Dallas Museum of Fine Arts at Fair Park

Birth of the Dallas Museum of Art

Two museums merged, forming the Dallas Museum of Art and triggering decades of tension.

At the Dallas Museum of Art’s April gala fundraiser, the Art Ball, patrons were treated to a lavishly produced video spoof based on the PBS drama series Downton Abbey, calledDowntown Artsy. In the seven-minute video, Dallas’ most prominent cultural philanthropists took part in what might be called a social-class drag show—a wealthy car dealer plays a butler, for example. Even Mayor Mike Rawlings takes a subordinate role, playing the valet to the DMA’s new director, Maxwell Anderson. The plot involves “Lord” Anderson’s efforts to open the museum—reimagined as an English country manor—to the general public for free, just as he did with the actual DMA in January.

If the video fails as farce, it is because farce is fueled by hyperbole, and Downtown Artsycomes across as a realistic metaphor for how many art museums actually function: as civic institutions governed by plutocracies. And yet, anyone familiar with Dallas’ cultural history can’t help but see something else in the video: a more nuanced take on 50 years of tension between the public art museum and its wealthy backers.

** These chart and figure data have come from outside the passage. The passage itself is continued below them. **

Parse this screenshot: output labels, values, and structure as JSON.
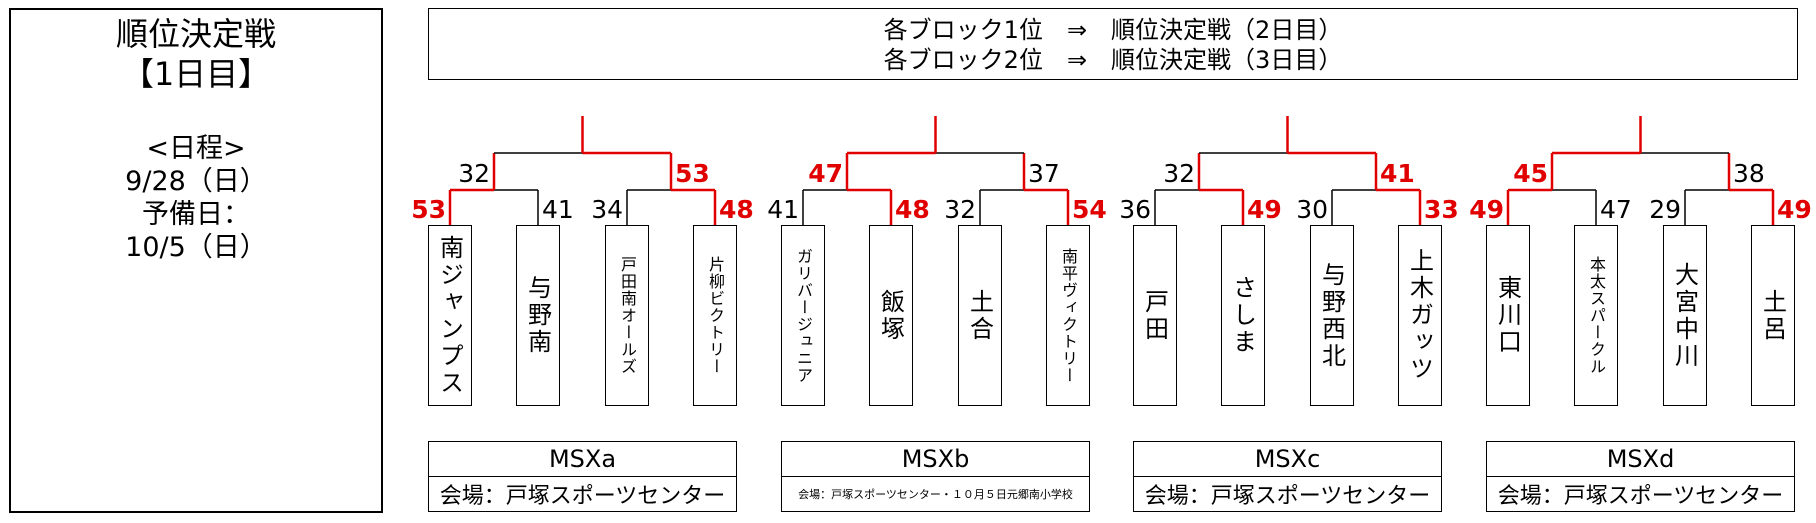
{
  "left_panel": {
    "title": "順位決定戦",
    "day": "【1日目】",
    "schedule_label": "<日程>",
    "date": "9/28（日）",
    "reserve_label": "予備日：",
    "reserve_date": "10/5（日）"
  },
  "header": {
    "line1": "各ブロック1位　⇒　順位決定戦（2日目）",
    "line2": "各ブロック2位　⇒　順位決定戦（3日目）"
  },
  "colors": {
    "win": "#e00000",
    "line": "#000000"
  },
  "blocks": [
    {
      "name": "MSXa",
      "venue": "会場：戸塚スポーツセンター",
      "teams": [
        "南ジャンプス",
        "与野南",
        "戸田南オールズ",
        "片柳ビクトリー"
      ],
      "semi_scores": [
        "53",
        "41",
        "34",
        "48"
      ],
      "final_scores": [
        "32",
        "53"
      ]
    },
    {
      "name": "MSXb",
      "venue": "会場：戸塚スポーツセンター・１０月５日元郷南小学校",
      "teams": [
        "ガリバージュニア",
        "飯塚",
        "土合",
        "南平ヴィクトリー"
      ],
      "semi_scores": [
        "41",
        "48",
        "32",
        "54"
      ],
      "final_scores": [
        "47",
        "37"
      ]
    },
    {
      "name": "MSXc",
      "venue": "会場：戸塚スポーツセンター",
      "teams": [
        "戸田",
        "さしま",
        "与野西北",
        "上木ガッツ"
      ],
      "semi_scores": [
        "36",
        "49",
        "30",
        "33"
      ],
      "final_scores": [
        "32",
        "41"
      ]
    },
    {
      "name": "MSXd",
      "venue": "会場：戸塚スポーツセンター",
      "teams": [
        "東川口",
        "本太スパークル",
        "大宮中川",
        "土呂"
      ],
      "semi_scores": [
        "49",
        "47",
        "29",
        "49"
      ],
      "final_scores": [
        "45",
        "38"
      ]
    }
  ]
}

It’s likely that people who visited the DMA in 1963 wouldn’t recognize the institution today. For one, it was then called the Dallas Museum of Fine Arts and located in Fair Park. Led by the prominent Dallas artist Jerry Bywaters, the DMFA was a modest-size American art museum focused on building an encyclopedic collection while promoting and supporting the art of the Southwest and cultivating and exhibiting regional artists.

Dallas Museum for Contemporary Arts’ Signposts of Twentieth Century Art exhibition.

In the early 1960s, new wealth and ease of travel gave birth to art collectors who were interested in trends emerging out of Europe and New York. This created a peculiar cultural mix in Dallas, no better represented than by the controversy that surrounded a seemingly benign exhibition of modern masters, such as Pablo Picasso and Diego Rivera, at the DMFA in 1955. In March of that year, a local women’s group, flush with the spirit of McCarthyism, derided the museum for supporting artists it accused of being communists. The museum stood its ground, but the public protest spooked the patron class. A number of prominent collectors left the museum’s board and privately funded a new institution, the Dallas Museum for Contemporary Arts.

The Dallas Museum for Contemporary Arts was certainly poised to win Dallas cachet as a progressive, cultured city. The new museum mounted some of the first exhibitions in Dallas featuring towering artistic figures such as Georges Braque, Henri Matisse, and Maurice de Vlaminck. In 1959, the museum hired respected curator Douglas MacAgy, who staged important shows by the surrealist René Magritte and early pop artist Claes Oldenburg. Significantly, MacAgy also found and cultivated local artists. Works by Texas artists such as Jim Love and David McManaway were included in an exhibition that traveled to the Museum of Modern Art in New York. But despite its artistic success, the new museum struggled to compete for funds with the older and more established Dallas Museum of Fine Arts.

DMCA president Edward Marcus and trustees Betty Blake, Bernard Brister, Peter Wolfe, and Howard Mayer.
Finally, in the spring of 1963, the two museums merged. The board was enlarged to absorb the prodigal patrons, but there was still concern about the contemporary museum’s collection, which might be too progressive for some of the old guard. A compromise was struck. The Foundation for the Arts was created, a private endowment that would retain ownership of the DMCA’s collection, as well as solicit funds and purchase contemporary work on behalf of the museum. Thus, an uneasy partnership was born: a private foundation existing inside a public museum.

This private-public model has enabled the DMA to become a museum with collections, facilities, and significance that far outstrips the institution that existed in 1963. But in this funding model, patronage becomes a kind of ownership. I was reminded of this just two years ago when a very powerful collector told me he hated hearing criticism of the museum by people who don’t have “skin in the game.” In Dallas, money lends authority to one’s opinion. Culture is a pay-to-play sport.

The last scene in Downtown Artsy is its most fascinating. The curators and patrons of the museum play the extended family of Lord Anderson, gathered around to celebrate the opening of the museum to the people. “It’s the people of this city that are to be congratulated,” Lord Anderson says. It is a loaded statement, suggesting simultaneously that we, the riffraff masses, have finally matured beyond the knee-jerk yokels we once were. But the line is also meant to be tongue-in-cheek, a self-satirizing suggestion that the patron class also recognizes its outmoded disposition. Perhaps, after 50 years, the patron class is ready to trust the public.